Existing neural operators exhibit limited generalization when test inputs lie outside the training distribution—such as under novel initial conditions, unknown PDE coefficients, or unseen physical laws—hindering zero-shot transfer. This work proposes a test-time generalization approach that dynamically splits and recombines multiple pre-trained neural operators from a dictionary to approximate unseen physical dynamics without any fine-tuning. Built upon the DISCO framework, the method integrates test-time operator composition search with PDE parameter inversion, significantly enhancing zero-shot generalization on tasks involving parameter extrapolation and novel combinations of physical phenomena. It accurately recovers underlying PDE parameters and, for the first time, achieves zero-shot physical generalization without updating model weights.

Neural operators have shown promise in learning solution maps of partial differential equations (PDEs), but they often struggle to generalize when test inputs lie outside the training distribution, such as novel initial conditions, unseen PDE coefficients or unseen physics.

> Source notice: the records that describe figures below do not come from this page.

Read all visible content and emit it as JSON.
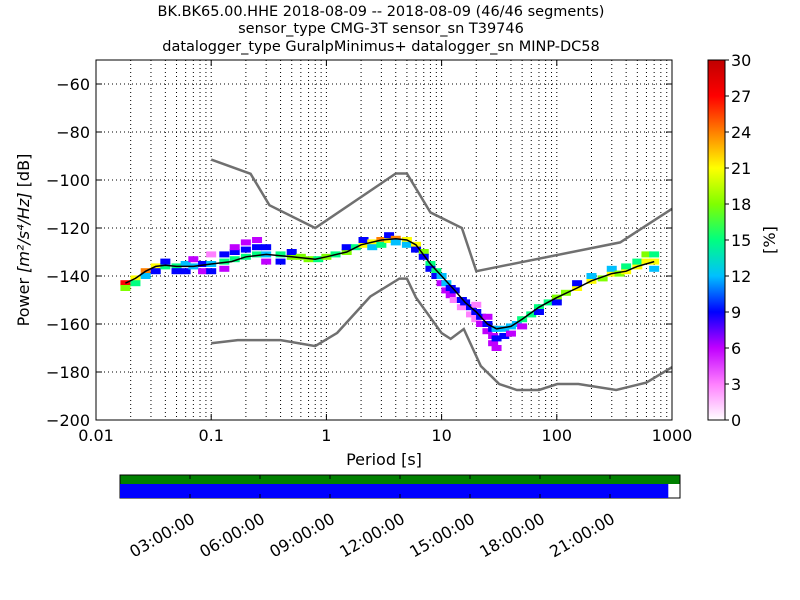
{
  "chart_data": {
    "type": "heatmap",
    "title_lines": [
      "BK.BK65.00.HHE   2018-08-09 -- 2018-08-09  (46/46 segments)",
      "sensor_type CMG-3T sensor_sn T39746",
      "datalogger_type GuralpMinimus+ datalogger_sn MINP-DC58"
    ],
    "xlabel": "Period [s]",
    "ylabel_prefix": "Power ",
    "ylabel_units": "[m²/s⁴/Hz]",
    "ylabel_suffix": " [dB]",
    "xscale": "log",
    "xlim": [
      0.01,
      1000
    ],
    "ylim": [
      -200,
      -50
    ],
    "x_ticks": [
      {
        "value": 0.01,
        "label": "0.01"
      },
      {
        "value": 0.1,
        "label": "0.1"
      },
      {
        "value": 1,
        "label": "1"
      },
      {
        "value": 10,
        "label": "10"
      },
      {
        "value": 100,
        "label": "100"
      },
      {
        "value": 1000,
        "label": "1000"
      }
    ],
    "y_ticks": [
      {
        "value": -60,
        "label": "−60"
      },
      {
        "value": -80,
        "label": "−80"
      },
      {
        "value": -100,
        "label": "−100"
      },
      {
        "value": -120,
        "label": "−120"
      },
      {
        "value": -140,
        "label": "−140"
      },
      {
        "value": -160,
        "label": "−160"
      },
      {
        "value": -180,
        "label": "−180"
      },
      {
        "value": -200,
        "label": "−200"
      }
    ],
    "grid": true,
    "colorbar": {
      "label": "[%]",
      "range": [
        0,
        30
      ],
      "ticks": [
        {
          "value": 0,
          "label": "0"
        },
        {
          "value": 3,
          "label": "3"
        },
        {
          "value": 6,
          "label": "6"
        },
        {
          "value": 9,
          "label": "9"
        },
        {
          "value": 12,
          "label": "12"
        },
        {
          "value": 15,
          "label": "15"
        },
        {
          "value": 18,
          "label": "18"
        },
        {
          "value": 21,
          "label": "21"
        },
        {
          "value": 24,
          "label": "24"
        },
        {
          "value": 27,
          "label": "27"
        },
        {
          "value": 30,
          "label": "30"
        }
      ],
      "colors": [
        "#ffffff",
        "#ff80ff",
        "#c000ff",
        "#0000ff",
        "#00c0ff",
        "#00ff80",
        "#80ff00",
        "#ffff00",
        "#ff8000",
        "#ff0000",
        "#c00000"
      ]
    },
    "noise_models": {
      "high": [
        [
          0.1,
          -91.5
        ],
        [
          0.22,
          -97.4
        ],
        [
          0.32,
          -110.5
        ],
        [
          0.8,
          -120
        ],
        [
          4,
          -97.3
        ],
        [
          5,
          -97.3
        ],
        [
          8,
          -113.5
        ],
        [
          15,
          -120
        ],
        [
          20,
          -138
        ],
        [
          354.8,
          -126
        ],
        [
          1000,
          -112
        ]
      ],
      "low": [
        [
          0.1,
          -168
        ],
        [
          0.17,
          -166.7
        ],
        [
          0.4,
          -166.7
        ],
        [
          0.8,
          -169.2
        ],
        [
          1.24,
          -163.7
        ],
        [
          2.4,
          -148.6
        ],
        [
          4.3,
          -141.1
        ],
        [
          5,
          -141.1
        ],
        [
          6,
          -149
        ],
        [
          10,
          -163.8
        ],
        [
          12,
          -166.2
        ],
        [
          15.6,
          -162.1
        ],
        [
          21.9,
          -177.5
        ],
        [
          31.6,
          -185
        ],
        [
          45,
          -187.5
        ],
        [
          70,
          -187.5
        ],
        [
          101,
          -185
        ],
        [
          154,
          -185
        ],
        [
          328,
          -187.5
        ],
        [
          600,
          -184.4
        ],
        [
          1000,
          -178
        ]
      ]
    },
    "mode_curve": [
      [
        0.018,
        -143
      ],
      [
        0.022,
        -141
      ],
      [
        0.027,
        -138
      ],
      [
        0.033,
        -136
      ],
      [
        0.04,
        -135.5
      ],
      [
        0.05,
        -136
      ],
      [
        0.07,
        -136
      ],
      [
        0.1,
        -135
      ],
      [
        0.15,
        -134
      ],
      [
        0.2,
        -132
      ],
      [
        0.3,
        -131
      ],
      [
        0.5,
        -132
      ],
      [
        0.8,
        -133
      ],
      [
        1,
        -132
      ],
      [
        1.5,
        -130
      ],
      [
        2,
        -127
      ],
      [
        3,
        -125
      ],
      [
        4,
        -124.5
      ],
      [
        5,
        -125
      ],
      [
        6,
        -127
      ],
      [
        8,
        -135
      ],
      [
        10,
        -140
      ],
      [
        13,
        -146
      ],
      [
        16,
        -151
      ],
      [
        20,
        -155
      ],
      [
        25,
        -160
      ],
      [
        30,
        -162
      ],
      [
        40,
        -161
      ],
      [
        50,
        -158
      ],
      [
        70,
        -153
      ],
      [
        100,
        -149
      ],
      [
        150,
        -145
      ],
      [
        200,
        -142
      ],
      [
        300,
        -139
      ],
      [
        400,
        -138
      ],
      [
        500,
        -136
      ],
      [
        700,
        -134
      ]
    ],
    "psd_cells": [
      [
        0.018,
        -143,
        26
      ],
      [
        0.018,
        -145,
        18
      ],
      [
        0.022,
        -141,
        22
      ],
      [
        0.022,
        -143,
        14
      ],
      [
        0.027,
        -138,
        24
      ],
      [
        0.027,
        -140,
        12
      ],
      [
        0.033,
        -136,
        20
      ],
      [
        0.033,
        -138,
        10
      ],
      [
        0.04,
        -136,
        16
      ],
      [
        0.04,
        -134,
        8
      ],
      [
        0.05,
        -136,
        14
      ],
      [
        0.05,
        -138,
        9
      ],
      [
        0.06,
        -135,
        12
      ],
      [
        0.06,
        -138,
        8
      ],
      [
        0.07,
        -136,
        11
      ],
      [
        0.07,
        -133,
        6
      ],
      [
        0.085,
        -135,
        10
      ],
      [
        0.085,
        -138,
        7
      ],
      [
        0.1,
        -135,
        12
      ],
      [
        0.1,
        -138,
        8
      ],
      [
        0.1,
        -131,
        4
      ],
      [
        0.13,
        -134,
        14
      ],
      [
        0.13,
        -131,
        8
      ],
      [
        0.13,
        -137,
        6
      ],
      [
        0.16,
        -133,
        15
      ],
      [
        0.16,
        -130,
        9
      ],
      [
        0.16,
        -128,
        5
      ],
      [
        0.2,
        -132,
        16
      ],
      [
        0.2,
        -129,
        9
      ],
      [
        0.2,
        -126,
        6
      ],
      [
        0.25,
        -131,
        14
      ],
      [
        0.25,
        -128,
        10
      ],
      [
        0.25,
        -125,
        6
      ],
      [
        0.3,
        -131,
        13
      ],
      [
        0.3,
        -128,
        9
      ],
      [
        0.3,
        -134,
        7
      ],
      [
        0.4,
        -131,
        15
      ],
      [
        0.4,
        -134,
        8
      ],
      [
        0.5,
        -132,
        17
      ],
      [
        0.5,
        -130,
        9
      ],
      [
        0.6,
        -132,
        18
      ],
      [
        0.7,
        -133,
        17
      ],
      [
        0.85,
        -133,
        16
      ],
      [
        1,
        -132,
        18
      ],
      [
        1.2,
        -131,
        16
      ],
      [
        1.5,
        -130,
        18
      ],
      [
        1.5,
        -128,
        10
      ],
      [
        1.8,
        -128,
        16
      ],
      [
        2.1,
        -127,
        20
      ],
      [
        2.1,
        -125,
        10
      ],
      [
        2.5,
        -126,
        22
      ],
      [
        2.5,
        -128,
        12
      ],
      [
        3,
        -125,
        24
      ],
      [
        3,
        -127,
        14
      ],
      [
        3.5,
        -125,
        22
      ],
      [
        3.5,
        -123,
        10
      ],
      [
        4,
        -124.5,
        24
      ],
      [
        4,
        -126,
        12
      ],
      [
        5,
        -125,
        22
      ],
      [
        5,
        -127,
        12
      ],
      [
        6,
        -127,
        20
      ],
      [
        6,
        -129,
        10
      ],
      [
        7,
        -130,
        18
      ],
      [
        7,
        -132,
        10
      ],
      [
        8,
        -135,
        16
      ],
      [
        8,
        -137,
        8
      ],
      [
        9,
        -138,
        14
      ],
      [
        9,
        -140,
        8
      ],
      [
        10,
        -140,
        12
      ],
      [
        10,
        -143,
        6
      ],
      [
        11,
        -143,
        11
      ],
      [
        11,
        -146,
        6
      ],
      [
        12,
        -145,
        10
      ],
      [
        12,
        -148,
        5
      ],
      [
        13,
        -146,
        10
      ],
      [
        13,
        -150,
        4
      ],
      [
        15,
        -150,
        9
      ],
      [
        15,
        -153,
        4
      ],
      [
        16,
        -151,
        9
      ],
      [
        18,
        -153,
        8
      ],
      [
        18,
        -156,
        4
      ],
      [
        20,
        -155,
        8
      ],
      [
        20,
        -158,
        4
      ],
      [
        20,
        -152,
        4
      ],
      [
        22,
        -157,
        8
      ],
      [
        22,
        -160,
        5
      ],
      [
        25,
        -160,
        10
      ],
      [
        25,
        -163,
        6
      ],
      [
        25,
        -157,
        5
      ],
      [
        28,
        -162,
        10
      ],
      [
        28,
        -165,
        7
      ],
      [
        28,
        -168,
        5
      ],
      [
        30,
        -162,
        12
      ],
      [
        30,
        -166,
        8
      ],
      [
        30,
        -170,
        5
      ],
      [
        35,
        -162,
        12
      ],
      [
        35,
        -165,
        8
      ],
      [
        40,
        -161,
        12
      ],
      [
        40,
        -164,
        7
      ],
      [
        45,
        -160,
        12
      ],
      [
        50,
        -158,
        14
      ],
      [
        50,
        -161,
        6
      ],
      [
        60,
        -156,
        14
      ],
      [
        70,
        -153,
        16
      ],
      [
        70,
        -155,
        8
      ],
      [
        85,
        -151,
        16
      ],
      [
        100,
        -149,
        18
      ],
      [
        100,
        -151,
        10
      ],
      [
        120,
        -147,
        18
      ],
      [
        150,
        -145,
        20
      ],
      [
        150,
        -143,
        10
      ],
      [
        200,
        -142,
        20
      ],
      [
        200,
        -140,
        12
      ],
      [
        250,
        -141,
        18
      ],
      [
        300,
        -139,
        20
      ],
      [
        300,
        -137,
        12
      ],
      [
        350,
        -139,
        18
      ],
      [
        400,
        -138,
        20
      ],
      [
        400,
        -136,
        14
      ],
      [
        500,
        -136,
        20
      ],
      [
        500,
        -134,
        16
      ],
      [
        600,
        -134,
        22
      ],
      [
        600,
        -131,
        18
      ],
      [
        700,
        -134,
        20
      ],
      [
        700,
        -131,
        16
      ],
      [
        700,
        -137,
        12
      ]
    ],
    "timeline": {
      "tick_labels": [
        "03:00:00",
        "06:00:00",
        "09:00:00",
        "12:00:00",
        "15:00:00",
        "18:00:00",
        "21:00:00"
      ],
      "tick_hours": [
        3,
        6,
        9,
        12,
        15,
        18,
        21
      ],
      "range_hours": [
        0,
        24
      ],
      "coverage_end_hours": 23.5,
      "data_color": "#0000ff",
      "gaps_color": "#008000"
    },
    "colors": {
      "noise_model": "#707070",
      "mode": "#000000"
    }
  }
}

Prior works address this limitation with large-scale multiple physics pretraining followed by fine-tuning, but this still requires examples from the new dynamics, falling short of true zero-shot generalization. In this work, we propose a method to enhance generalization at test time, i.e., without modifying pretrained weights. Building on DISCO, which provides a dictionary of neural operators trained across different dynamics, we introduce a neural operator splitting strategy that, at test time, searches over compositions of training operators to approximate unseen dynamics. On challenging out-of-distribution tasks including parameter extrapolation and novel combinations of physics phenomena, our approach achieves state-of-the-art zero-shot generalization results, while being able to recover the underlying PDE parameters. These results underscore test-time computation as a key avenue for building flexible, compositional, and generalizable neural operators.